From somewhere in the same general vicinity came a shout, followed by the multiple flash of blaster fire. Another three weapons opened up almost immediately, all four tracking the Lady Luck as it made a somewhat ponderous turn and began floating south toward Lando’s hiding place.
“You know it’ll never get there,” Irenez muttered in Han’s ear. “As soon as they figure out where it’s going, they’ll be all over him.”
“That’s why it’s not going to get to him,” Han countered, watching the Lady Luck closely. Another couple of seconds and every stormtrooper and Imperial soldier in the place ought to have his attention solidly fixed on the rogue ship … “Ready, Luke … now.”
And suddenly Luke was gone, a single leap taking him to the top of the X-wing.
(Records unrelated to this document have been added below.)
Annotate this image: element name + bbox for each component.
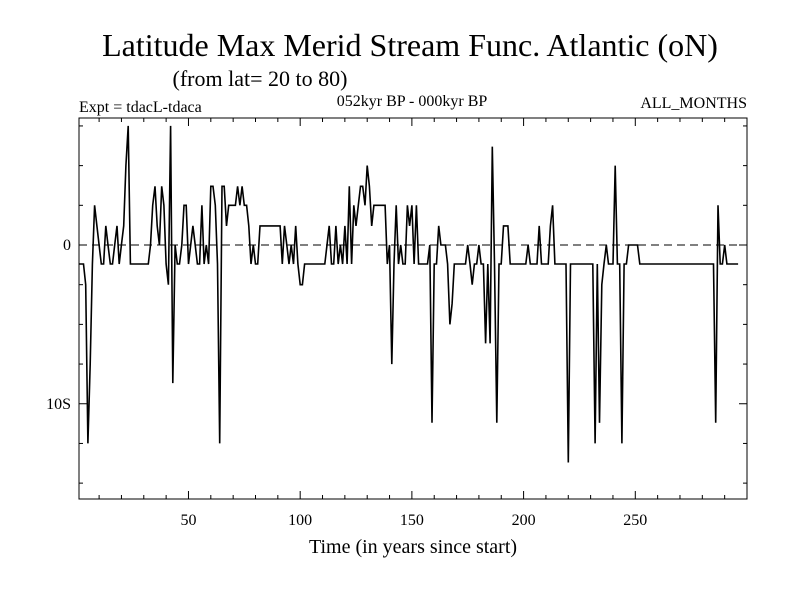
season-label: ALL_MONTHS (640, 95, 747, 112)
x-tick-label: 50 (180, 512, 196, 529)
series-layer (79, 125, 739, 463)
x-tick-label: 100 (288, 512, 312, 529)
x-tick-label: 150 (400, 512, 424, 529)
x-tick-label: 250 (623, 512, 647, 529)
x-axis-label: Time (in years since start) (309, 536, 517, 558)
chart-subtitle: (from lat= 20 to 80) (173, 66, 348, 91)
y-tick-label: 10S (46, 396, 71, 413)
x-axis: 50 100 150 200 250 (98, 118, 726, 529)
x-tick-label: 200 (512, 512, 536, 529)
plot-frame (78, 117, 748, 500)
experiment-label: Expt = tdacL-tdaca (79, 99, 202, 116)
y-tick-label: 0 (63, 237, 71, 254)
y-axis: 0 10S (46, 125, 747, 484)
period-label: 052kyr BP - 000kyr BP (337, 93, 488, 110)
series-line (79, 125, 739, 463)
chart-title: Latitude Max Merid Stream Func. Atlantic… (102, 27, 718, 63)
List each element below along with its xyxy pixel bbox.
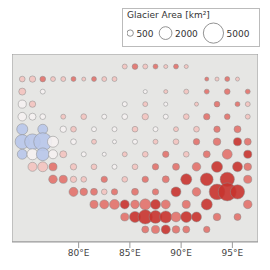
html-text:Glacier Area [km²]: Glacier Area [km²]	[127, 10, 210, 20]
svg-text:90°E: 90°E	[170, 248, 192, 258]
svg-text:85°E: 85°E	[119, 248, 141, 258]
svg-text:95°E: 95°E	[222, 248, 244, 258]
svg-text:2000: 2000	[175, 29, 198, 39]
svg-text:500: 500	[136, 29, 153, 39]
svg-text:80°E: 80°E	[68, 248, 90, 258]
svg-text:5000: 5000	[227, 29, 250, 39]
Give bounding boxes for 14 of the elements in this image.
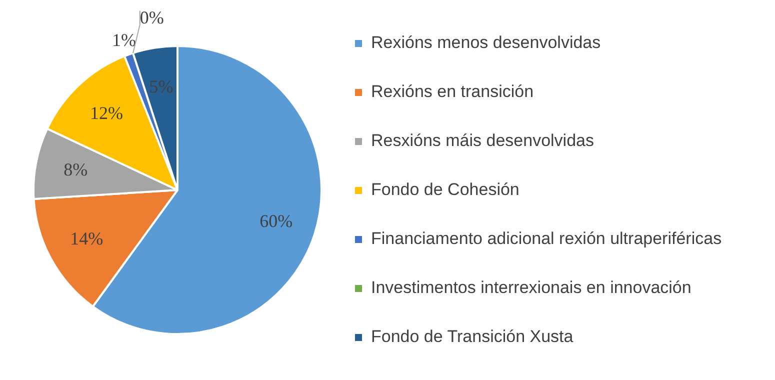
legend-label: Rexións en transición [371,82,534,102]
legend-label: Financiamento adicional rexión ultraperiféricas [371,229,722,249]
data-label: 1% [112,30,136,50]
legend-label: Investimentos interrexionais en innovación [371,278,692,298]
legend-label: Rexións menos desenvolvidas [371,33,601,53]
data-label: 5% [149,76,174,96]
legend-label: Fondo de Transición Xusta [371,327,574,347]
data-label: 12% [90,103,124,124]
legend-label: Resxións máis desenvolvidas [371,131,594,151]
data-label: 60% [260,210,293,231]
legend-label: Fondo de Cohesión [371,180,520,200]
data-label: 8% [64,159,88,180]
data-label: 14% [70,228,104,249]
text: 0% [140,8,164,28]
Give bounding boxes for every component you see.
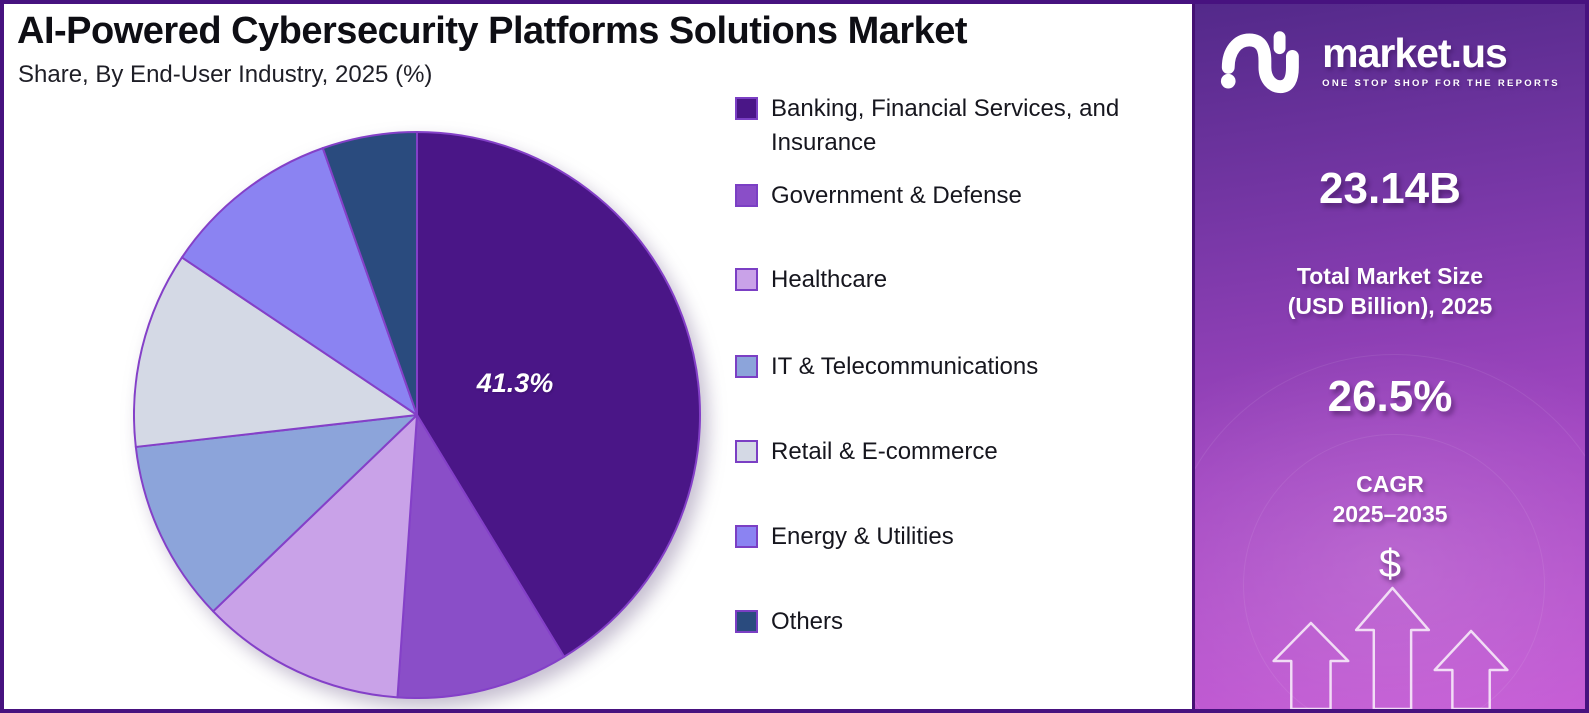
pie-slice-0 xyxy=(416,131,701,658)
pie-slice-6 xyxy=(321,131,418,416)
decorative-ring xyxy=(1195,354,1585,709)
brand-logo: market.us ONE STOP SHOP FOR THE REPORTS xyxy=(1195,28,1585,94)
legend-label: Retail & E-commerce xyxy=(771,438,998,465)
market-size-label-line1: Total Market Size xyxy=(1296,263,1484,289)
legend-label: Banking, Financial Services, and Insuran… xyxy=(771,95,1120,157)
pie-slice-4 xyxy=(133,256,418,448)
cagr-label-line2: 2025–2035 xyxy=(1332,500,1448,527)
legend-swatch xyxy=(735,440,758,463)
pie-slice-3 xyxy=(134,414,418,613)
brand-logo-icon xyxy=(1221,31,1299,94)
brand-name: market.us xyxy=(1322,30,1508,76)
pie-slice-1 xyxy=(396,414,566,699)
legend-item: Government & Defense xyxy=(735,179,1022,213)
brand-tagline: ONE STOP SHOP FOR THE REPORTS xyxy=(1322,78,1560,89)
legend-swatch xyxy=(735,525,758,548)
market-size-label-line2: (USD Billion), 2025 xyxy=(1287,292,1493,319)
legend-label: IT & Telecommunications xyxy=(771,353,1039,380)
sidebar: market.us ONE STOP SHOP FOR THE REPORTS … xyxy=(1192,4,1585,709)
pie-slice-5 xyxy=(180,147,418,416)
page-subtitle: Share, By End-User Industry, 2025 (%) xyxy=(18,61,433,88)
legend-label: Government & Defense xyxy=(771,182,1022,209)
legend-swatch xyxy=(735,97,758,120)
legend-label: Healthcare xyxy=(771,266,888,293)
cagr-label: CAGR 2025–2035 xyxy=(1195,470,1585,530)
legend-item: Energy & Utilities xyxy=(735,520,954,554)
market-size-label: Total Market Size (USD Billion), 2025 xyxy=(1195,262,1585,322)
legend-item: IT & Telecommunications xyxy=(735,350,1038,384)
legend-item: Banking, Financial Services, and Insuran… xyxy=(735,92,1187,160)
legend: Banking, Financial Services, and Insuran… xyxy=(735,4,1187,709)
market-size-value: 23.14B xyxy=(1319,164,1461,213)
pie-slice-2 xyxy=(212,414,418,699)
legend-item: Retail & E-commerce xyxy=(735,435,998,469)
dollar-icon: $ xyxy=(1378,542,1402,586)
legend-swatch xyxy=(735,610,758,633)
legend-label: Energy & Utilities xyxy=(771,523,954,550)
cagr-value: 26.5% xyxy=(1327,372,1453,421)
legend-swatch xyxy=(735,268,758,291)
page-title: AI-Powered Cybersecurity Platforms Solut… xyxy=(17,10,968,52)
pie-chart-wrap xyxy=(127,125,707,705)
legend-swatch xyxy=(735,184,758,207)
pie-slice-label: 41.3% xyxy=(476,368,554,398)
pie-chart xyxy=(133,131,701,699)
cagr-label-line1: CAGR xyxy=(1356,471,1424,497)
legend-item: Healthcare xyxy=(735,263,887,297)
legend-swatch xyxy=(735,355,758,378)
legend-label: Others xyxy=(771,608,844,635)
legend-item: Others xyxy=(735,605,843,639)
brand-text-block: market.us ONE STOP SHOP FOR THE REPORTS xyxy=(1322,30,1560,90)
growth-arrows-icon xyxy=(1272,586,1509,709)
Over the commotion Han heard the snap-hiss as Luke ignited his lightsaber, could see the green glow reflected from the nearest ships and equipment. The glow and sound shifted subtly as Luke made a short slice—
“Restraining bolt’s off,” Luke called down. “Now?”
“Not yet,” Han told him. The Lady Luck was about a quarter of the way to the far wall, blaster bolts still scattering off its armored underside. “I’ll tell him when. You get ready to fly interference.”
“Right.” The X-wing rocked slightly as Luke moved forward and dropped into the cockpit, its own repulsorlifts beginning to whine as Artoo activated them.
A whine that no one else out in all that confusion had a hope of hearing. The Lady Luck was halfway to the wall now … “Okay, Lando, shut down,” Han ordered. “Artoo, your turn. Call it back this way.”
With full access again to the X-wing’s transmitters, it was a simple task for the droid to duplicate the signal from Lando’s beckon call. The Lady Luck shuddered to a halt, reoriented itself to the new call, and started across the landing area again toward the X-wing.
It wasn’t something the Imperials had expected. For a second the blaster fire faltered as the soldiers chasing the yacht skidded to a halt; and by the time the fire resumed in earnest, the Lady Luck was nearly to the X-wing.
“Now?” Luke called.
“Now,” Han called back. “Put ’er down and clear us a path.”